Plants with wide leaves in groups with prevalence of juvenile specimens. Bulb c. 12 mm in diameter, wide-elliptic, engirdled on perimeter by bulbils group (colateral group of bulbils), covered by light-brown, coriaceous tunics. Bulbils brownish-black, numerous, semi-dro p-shaped (less often semi-dro p-faceted), basal bulbil larger than the others. Peduncle 4-8 cm long, in T.S. triangular-roundish, furrowed. Basal leaf single, flat, exceeding the inflorescence, 7-14 mm wide, elongated-elliptic, faintly longitudinally furrowed at the base. Leaves on peduncle alternate, lower almost equal to inflorescence, 9-15 mm wide, widely-elliptic, gradually narrowed in 2-3 mm long apical cusp, upper leaf smaller, linear. Inflorescence shortly branched, flowers on long pedicels. Tepals 10-16 mm long, 3-4 mm broad, oblanceolate, rounded, yellow, outside greenish-purple, elongating and pointed at anthesis, after flowering longitudinally rolled up. Anthers yellow, oblong, dehiscence oviform. Ovary obovate, on a short stipe. Capsule up to 3 times shorter than the perianth, three-rayed, obpyramidal, stipe short. Seeds orange-brown, terete, curved.
Fl. Per.: April-June
Holotype: Chitral Relief Expedition, 1895, Lowari Pass, 9500-11000 ft. 19.5.95, S. Harriss 16699 pro parte (WU! two plants at the left). Isotype (K! - three plants at the left).
Pascher (l.c.) has cited 11699 though the correct collection number stated on ‘specimen originalis’ (Holotype) by Pascher is Harriss 16699 (WU!).
Distribution: S. Kazakstan, Uzbekistan, Kirgizia, Tajikistan, Afghanistan, Pakistan; N. India.
Gagea lowariensis, Gagea davlianidzeae and Gagea elegans are polymorphic, closely-related species within practically continuous areas, spread at different heights above sea level. Gagea lowariensis dwells usually above a forest belt (2500-3500 m). Gagea davlianidzeae and Gagea elegans grow on glades, along borders and under forest canopy, going down up to 1000 m in northern part of an area. The line of distribution between these taxa and Gagea granulose is not easy to define. Often, plants from this group of cognation are identified as Gagea lutea (L.) Ker-Gawl. which is absent in Siberia, mountains of Central Asia and in the Himalayas. Under the name Gagea lutea and Gagea elegans from the Himalayas 3 chromosomes numbers are specified: 2n = 72, 96, 132 (Koul & Khan, Sci. Cult. 35(12): 689-690. 1969; Koul &, Gohil, Phyton 15: 57-66. 1973).

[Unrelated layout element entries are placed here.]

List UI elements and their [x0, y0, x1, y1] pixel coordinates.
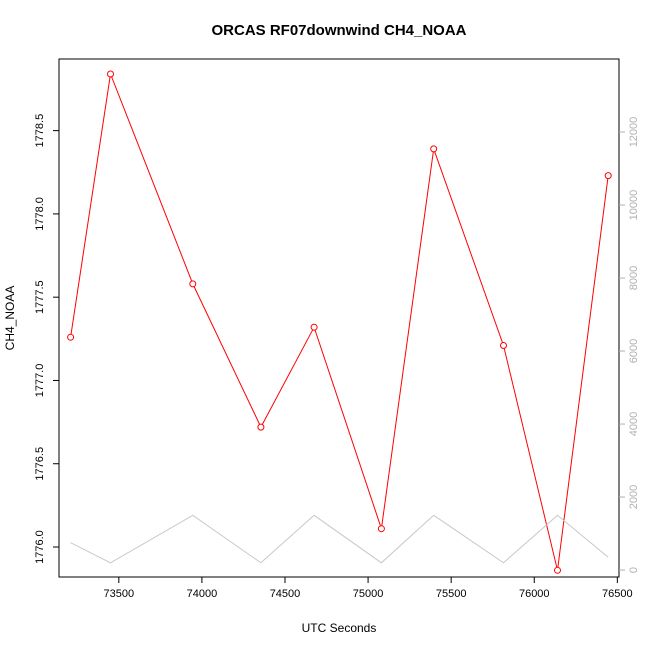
y-tick-label: 1776.5 [34, 447, 46, 481]
y2-tick-label: 4000 [628, 412, 640, 436]
plot-frame [58, 58, 620, 578]
y2-tick-label: 2000 [628, 485, 640, 509]
data-point [189, 280, 197, 288]
data-point [107, 70, 114, 78]
data-point [500, 342, 507, 349]
x-tick-label: 74000 [187, 588, 218, 600]
data-point [554, 566, 561, 574]
data-point [257, 423, 265, 431]
x-axis-label: UTC Seconds [302, 621, 377, 635]
y-tick-label: 1777.0 [34, 364, 46, 398]
y2-tick-label: 8000 [628, 266, 640, 290]
y-tick-label: 1776.0 [34, 530, 46, 564]
y2-tick-label: 0 [628, 567, 640, 573]
data-point [377, 525, 385, 533]
y-tick-label: 1778.0 [34, 197, 46, 231]
y-axis-label: CH4_NOAA [3, 286, 17, 351]
x-tick-label: 74500 [270, 588, 301, 600]
x-tick-label: 76500 [602, 588, 633, 600]
y2-tick-label: 12000 [628, 117, 640, 148]
data-point [67, 333, 75, 341]
axes: 73500 74000 74500 75000 75500 76000 76500 1776.… [34, 114, 640, 600]
chart-title: ORCAS RF07downwind CH4_NOAA [211, 22, 466, 39]
x-tick-label: 75500 [436, 588, 467, 600]
data-point [430, 145, 438, 153]
x-tick-label: 75000 [353, 588, 384, 600]
y2-tick-label: 6000 [628, 339, 640, 363]
data-point [604, 172, 612, 180]
y-tick-label: 1777.5 [34, 280, 46, 314]
secondary-series-line [70, 514, 609, 564]
x-tick-label: 73500 [104, 588, 135, 600]
x-tick-label: 76000 [519, 588, 550, 600]
ch4-series-line [70, 72, 609, 571]
y2-tick-label: 10000 [628, 190, 640, 221]
y-tick-label: 1778.5 [34, 114, 46, 148]
marks [67, 70, 612, 574]
data-point [310, 323, 318, 331]
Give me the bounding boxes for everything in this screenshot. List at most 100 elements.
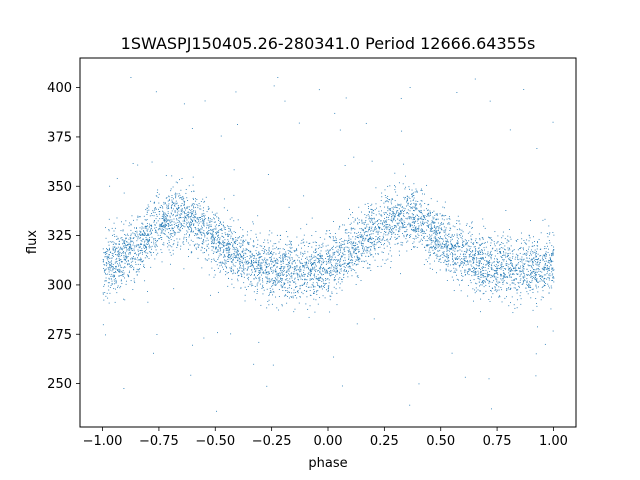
data-point — [404, 222, 406, 223]
data-point — [368, 228, 370, 230]
data-point — [352, 259, 354, 261]
data-point — [420, 206, 422, 208]
data-point — [402, 215, 404, 217]
data-point — [475, 257, 477, 259]
data-point — [430, 247, 432, 248]
data-point — [270, 260, 272, 262]
data-point — [469, 248, 471, 250]
data-point — [394, 185, 395, 187]
data-point — [343, 266, 345, 268]
data-point — [538, 263, 540, 265]
data-point — [158, 228, 160, 230]
data-point — [286, 290, 288, 292]
data-point — [494, 286, 496, 288]
data-point — [269, 264, 270, 266]
data-point — [498, 296, 500, 298]
data-point — [171, 201, 173, 203]
data-point — [336, 271, 338, 273]
data-point — [287, 296, 289, 297]
data-point — [475, 290, 477, 292]
data-point — [413, 229, 415, 231]
data-point — [334, 236, 336, 238]
data-point — [321, 285, 322, 287]
data-point — [281, 270, 283, 271]
data-point — [539, 275, 541, 277]
data-point — [487, 275, 489, 277]
data-point — [127, 233, 129, 235]
data-point — [427, 220, 428, 222]
data-point — [255, 250, 257, 252]
data-point — [385, 220, 387, 222]
data-point — [304, 245, 306, 247]
data-point — [532, 265, 534, 267]
data-point — [116, 177, 118, 179]
data-point — [328, 252, 330, 254]
data-point — [308, 316, 310, 318]
data-point — [280, 270, 282, 272]
data-point — [506, 282, 508, 284]
data-point — [124, 299, 126, 301]
data-point — [520, 292, 522, 294]
data-point — [515, 278, 517, 279]
data-point — [297, 275, 299, 277]
data-point — [398, 220, 400, 222]
data-point — [418, 231, 420, 232]
data-point — [534, 278, 536, 280]
data-point — [112, 267, 114, 269]
data-point — [552, 251, 554, 253]
data-point — [336, 259, 338, 260]
data-point — [381, 229, 383, 231]
data-point — [499, 268, 501, 270]
data-point — [325, 283, 327, 284]
data-point — [246, 248, 248, 250]
data-point — [119, 255, 121, 257]
data-point — [334, 232, 336, 234]
data-point — [195, 243, 197, 245]
data-point — [259, 245, 261, 247]
data-point — [429, 234, 430, 236]
data-point — [310, 268, 312, 270]
data-point — [424, 217, 426, 219]
data-point — [521, 258, 523, 260]
data-point — [246, 274, 248, 276]
data-point — [219, 265, 221, 267]
data-point — [335, 268, 337, 270]
data-point — [108, 244, 110, 246]
data-point — [310, 262, 312, 263]
data-point — [237, 253, 239, 255]
data-point — [289, 261, 291, 263]
data-point — [480, 298, 482, 300]
data-point — [231, 231, 233, 233]
data-point — [339, 283, 341, 285]
data-point — [282, 259, 283, 261]
data-point — [440, 223, 442, 225]
data-point — [385, 227, 387, 229]
data-point — [210, 232, 212, 234]
data-point — [222, 240, 224, 242]
data-point — [184, 215, 186, 217]
data-point — [389, 226, 391, 228]
data-point — [301, 247, 302, 249]
data-point — [266, 277, 268, 279]
data-point — [171, 197, 173, 198]
data-point — [180, 205, 182, 207]
data-point — [536, 264, 538, 266]
data-point — [322, 269, 324, 271]
data-point — [415, 215, 416, 217]
data-point — [113, 279, 115, 281]
data-point — [478, 262, 480, 264]
data-point — [439, 225, 441, 226]
data-point — [275, 260, 277, 262]
data-point — [216, 247, 217, 249]
data-point — [241, 260, 243, 262]
data-point — [129, 251, 131, 253]
data-point — [143, 250, 145, 252]
data-point — [387, 232, 389, 234]
data-point — [132, 163, 134, 164]
data-point — [543, 267, 545, 269]
data-point — [217, 258, 219, 260]
data-point — [454, 248, 456, 250]
data-point — [507, 253, 509, 255]
data-point — [157, 189, 159, 191]
data-point — [259, 283, 261, 285]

In Gagea davlianidzeae, attributes of Gagea elegans (a narrow basal leaf) and Gagea lowariensis (the wide lower subinflorescence leaf) are combined; this may indicate hybridization. Possibly, the hybridization constantly takes place in this group. This may explain the similarity in habits and difficulty in differentiating the species and the diversity of chromosome numbers. It is accompanied by increase in the general sizes, width of leaves, degrees of branching of the inflorescence and quantity of flowers.